Leider ist es so, dass auch im Kunstbereich die Frauen nach wie vor bei der Kulturförderung benachteiligt werden, wie eine kürzlich erfolgte Genderumfrage im Bereich des Films ergab. Ebenfalls bringt ihnen das AHV-Alter von 64 Jahren wenig Vorteile, denn in den freien, künstlerischen Berufen arbeiten Frauen (und Männer) meistens solange es ihnen die Gesundheit erlaubt. Profitieren würden Kulturschaffende beider Geschlechter von der Erhöhung der AHV-Rente sowie der Flexibilisierung des Bezugs der Altersrente, wie die Vorlage «Altersvorsorge 2020» dies vorsieht. Dadurch könnten sie ihren Rentenbezug herausschieben und für den Zeitpunkt, an dem sie keinen Erwerbsverdienst mehr erzielen, höhere AHV-Renten erreichen.

Ebenso würden die vielen freischaffenden Künstlerinnen und Künstler, die neben ihrer künstlerischen Tätigkeit eine kleine Teilzeitstelle innehaben von der «Reform Altersvorsorge 2020» profitieren.

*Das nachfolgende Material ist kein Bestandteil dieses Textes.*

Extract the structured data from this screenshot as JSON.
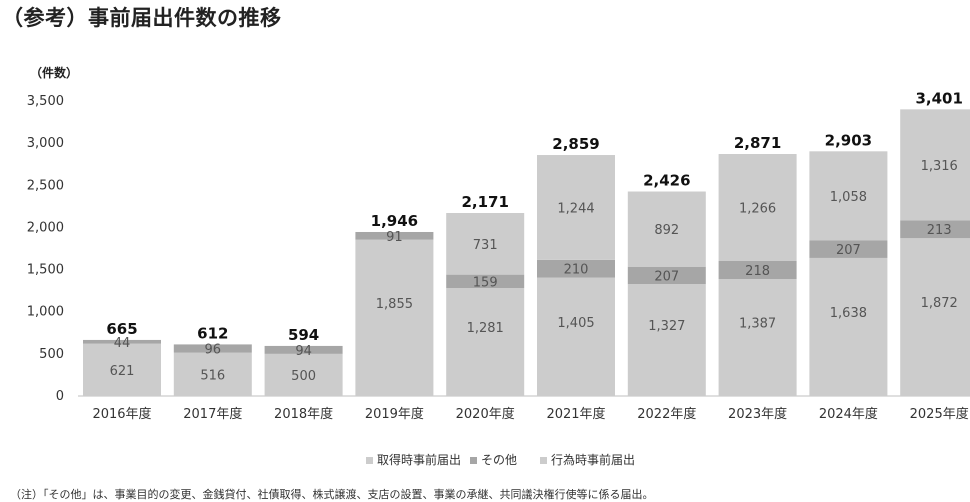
{
  "title": "（参考）事前届出件数の推移",
  "note": "（注）「その他」は、事業目的の変更、金銭貸付、社債取得、株式譲渡、支店の設置、事業の承継、共同議決権行使等に係る届出。",
  "colors": {
    "acquire": "#cccccc",
    "other": "#a6a6a6",
    "act": "#cccccc",
    "axis": "#bfbfbf"
  },
  "chart_data": {
    "type": "bar",
    "stacked": true,
    "unit_label": "（件数）",
    "categories": [
      "2016年度",
      "2017年度",
      "2018年度",
      "2019年度",
      "2020年度",
      "2021年度",
      "2022年度",
      "2023年度",
      "2024年度",
      "2025年度"
    ],
    "yticks": [
      "0",
      "500",
      "1,000",
      "1,500",
      "2,000",
      "2,500",
      "3,000",
      "3,500"
    ],
    "ylim": [
      0,
      3500
    ],
    "series": [
      {
        "name": "取得時事前届出",
        "values": [
          621,
          516,
          500,
          1855,
          1281,
          1405,
          1327,
          1387,
          1638,
          1872
        ],
        "labels": [
          "621",
          "516",
          "500",
          "1,855",
          "1,281",
          "1,405",
          "1,327",
          "1,387",
          "1,638",
          "1,872"
        ]
      },
      {
        "name": "その他",
        "values": [
          44,
          96,
          94,
          91,
          159,
          210,
          207,
          218,
          207,
          213
        ],
        "labels": [
          "44",
          "96",
          "94",
          "91",
          "159",
          "210",
          "207",
          "218",
          "207",
          "213"
        ]
      },
      {
        "name": "行為時事前届出",
        "values": [
          0,
          0,
          0,
          0,
          731,
          1244,
          892,
          1266,
          1058,
          1316
        ],
        "labels": [
          "",
          "",
          "",
          "",
          "731",
          "1,244",
          "892",
          "1,266",
          "1,058",
          "1,316"
        ]
      }
    ],
    "totals": [
      "665",
      "612",
      "594",
      "1,946",
      "2,171",
      "2,859",
      "2,426",
      "2,871",
      "2,903",
      "3,401"
    ],
    "legend_position": "bottom",
    "grid": false
  }
}
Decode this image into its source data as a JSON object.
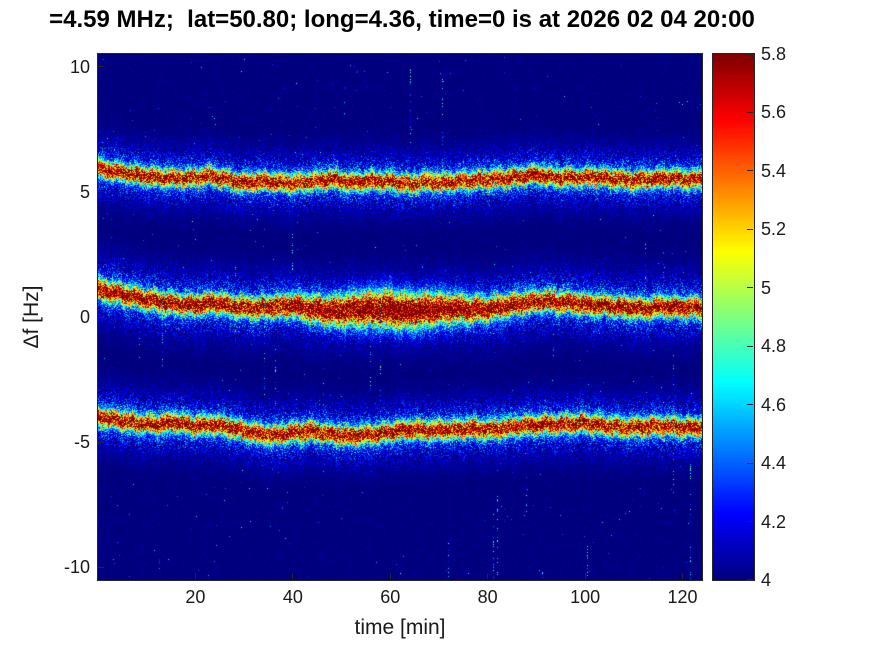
{
  "figure": {
    "background_color": "#ffffff",
    "axis_color": "#262626",
    "text_color": "#000000"
  },
  "chart_data": {
    "type": "heatmap",
    "title": "=4.59 MHz;  lat=50.80; long=4.36, time=0 is at 2026 02 04 20:00",
    "xlabel": "time [min]",
    "ylabel": "Δf [Hz]",
    "xlim": [
      0,
      124
    ],
    "ylim": [
      -10.5,
      10.5
    ],
    "x_ticks": [
      20,
      40,
      60,
      80,
      100,
      120
    ],
    "y_ticks": [
      10,
      5,
      0,
      -5,
      -10
    ],
    "grid": false,
    "legend": null,
    "colormap": "jet",
    "background_value": 4,
    "colorbar": {
      "position": "right",
      "min": 4,
      "max": 5.8,
      "ticks": [
        5.8,
        5.6,
        5.4,
        5.2,
        5,
        4.8,
        4.6,
        4.4,
        4.2,
        4
      ]
    },
    "bands": [
      {
        "name": "upper-doppler-trace",
        "approx_center_hz": 5.5,
        "core_sigma_hz": 0.24,
        "halo_sigma_hz": 0.75,
        "amp": 1.82,
        "bulge": null,
        "path": [
          [
            0,
            5.92
          ],
          [
            4,
            5.8
          ],
          [
            8,
            5.68
          ],
          [
            12,
            5.58
          ],
          [
            16,
            5.52
          ],
          [
            20,
            5.55
          ],
          [
            23,
            5.65
          ],
          [
            26,
            5.5
          ],
          [
            30,
            5.33
          ],
          [
            33,
            5.45
          ],
          [
            36,
            5.38
          ],
          [
            40,
            5.33
          ],
          [
            44,
            5.42
          ],
          [
            48,
            5.5
          ],
          [
            52,
            5.36
          ],
          [
            56,
            5.44
          ],
          [
            60,
            5.42
          ],
          [
            64,
            5.3
          ],
          [
            67,
            5.4
          ],
          [
            70,
            5.36
          ],
          [
            74,
            5.42
          ],
          [
            78,
            5.46
          ],
          [
            82,
            5.5
          ],
          [
            86,
            5.58
          ],
          [
            90,
            5.68
          ],
          [
            94,
            5.57
          ],
          [
            98,
            5.56
          ],
          [
            102,
            5.6
          ],
          [
            106,
            5.52
          ],
          [
            110,
            5.44
          ],
          [
            114,
            5.52
          ],
          [
            118,
            5.55
          ],
          [
            121,
            5.48
          ],
          [
            124,
            5.52
          ]
        ]
      },
      {
        "name": "center-doppler-trace",
        "approx_center_hz": 0.4,
        "core_sigma_hz": 0.27,
        "halo_sigma_hz": 0.85,
        "amp": 1.95,
        "bulge": {
          "t": 60,
          "span": 16,
          "sigma_scale": 1.7,
          "amp_scale": 1.1
        },
        "path": [
          [
            0,
            1.1
          ],
          [
            4,
            0.95
          ],
          [
            8,
            0.78
          ],
          [
            12,
            0.62
          ],
          [
            16,
            0.52
          ],
          [
            20,
            0.48
          ],
          [
            24,
            0.58
          ],
          [
            28,
            0.42
          ],
          [
            32,
            0.35
          ],
          [
            36,
            0.42
          ],
          [
            40,
            0.46
          ],
          [
            44,
            0.32
          ],
          [
            48,
            0.22
          ],
          [
            52,
            0.28
          ],
          [
            56,
            0.32
          ],
          [
            60,
            0.3
          ],
          [
            64,
            0.22
          ],
          [
            68,
            0.3
          ],
          [
            72,
            0.34
          ],
          [
            76,
            0.3
          ],
          [
            80,
            0.32
          ],
          [
            84,
            0.44
          ],
          [
            88,
            0.58
          ],
          [
            92,
            0.64
          ],
          [
            96,
            0.6
          ],
          [
            100,
            0.5
          ],
          [
            104,
            0.46
          ],
          [
            108,
            0.38
          ],
          [
            112,
            0.34
          ],
          [
            116,
            0.42
          ],
          [
            120,
            0.36
          ],
          [
            124,
            0.38
          ]
        ]
      },
      {
        "name": "lower-doppler-trace",
        "approx_center_hz": -4.4,
        "core_sigma_hz": 0.25,
        "halo_sigma_hz": 0.78,
        "amp": 1.85,
        "bulge": null,
        "path": [
          [
            0,
            -4.0
          ],
          [
            4,
            -4.1
          ],
          [
            8,
            -4.25
          ],
          [
            12,
            -4.3
          ],
          [
            16,
            -4.2
          ],
          [
            20,
            -4.35
          ],
          [
            24,
            -4.3
          ],
          [
            28,
            -4.45
          ],
          [
            32,
            -4.62
          ],
          [
            36,
            -4.75
          ],
          [
            40,
            -4.6
          ],
          [
            44,
            -4.55
          ],
          [
            48,
            -4.68
          ],
          [
            52,
            -4.75
          ],
          [
            56,
            -4.7
          ],
          [
            60,
            -4.6
          ],
          [
            64,
            -4.5
          ],
          [
            68,
            -4.55
          ],
          [
            72,
            -4.5
          ],
          [
            76,
            -4.45
          ],
          [
            80,
            -4.5
          ],
          [
            84,
            -4.42
          ],
          [
            88,
            -4.32
          ],
          [
            92,
            -4.3
          ],
          [
            96,
            -4.28
          ],
          [
            100,
            -4.25
          ],
          [
            104,
            -4.35
          ],
          [
            108,
            -4.42
          ],
          [
            112,
            -4.38
          ],
          [
            116,
            -4.35
          ],
          [
            120,
            -4.42
          ],
          [
            124,
            -4.4
          ]
        ]
      }
    ]
  }
}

Sie würden an diesen Arbeitsstellen durch die Herabsetzung des Koordinationsabzuges in der 2. Säule höhere Beiträge für ihre Altersvorsorge äufnen oder überhaupt erst von dieser erfasst werden.

Zudem wird durch einige kleine, bedeutungslos erscheinende Anpassungen im BVG mehr Rechtssicherheit für die zahlreichen Arbeitnehmerinnen und Arbeitnehmer mit häufig wechselnden Arbeitgebern im Film-, Theater- und Musikbereich geschaffen.

Suisseculture und die ihnen angeschlossenen Verbände der Kulturschaffenden rufen 2 x Ja zu den Vorlagen «Reform der Altersvorsorge 2020» und «Zusatzfinanzierung der AHV» auf.

Johanna Lier, Schriftstellerin/Schauspielerin, Präsidentin Suisseculture

Hans Läubli, Geschäftsleiter Suisseculture

Suisseculture ist der Dachverband sämtlicher Organisationen der professionellen Kultur- und Medienschaffenden der Schweiz und vertritt deren landesweiten branchenübergreifenden Interessen.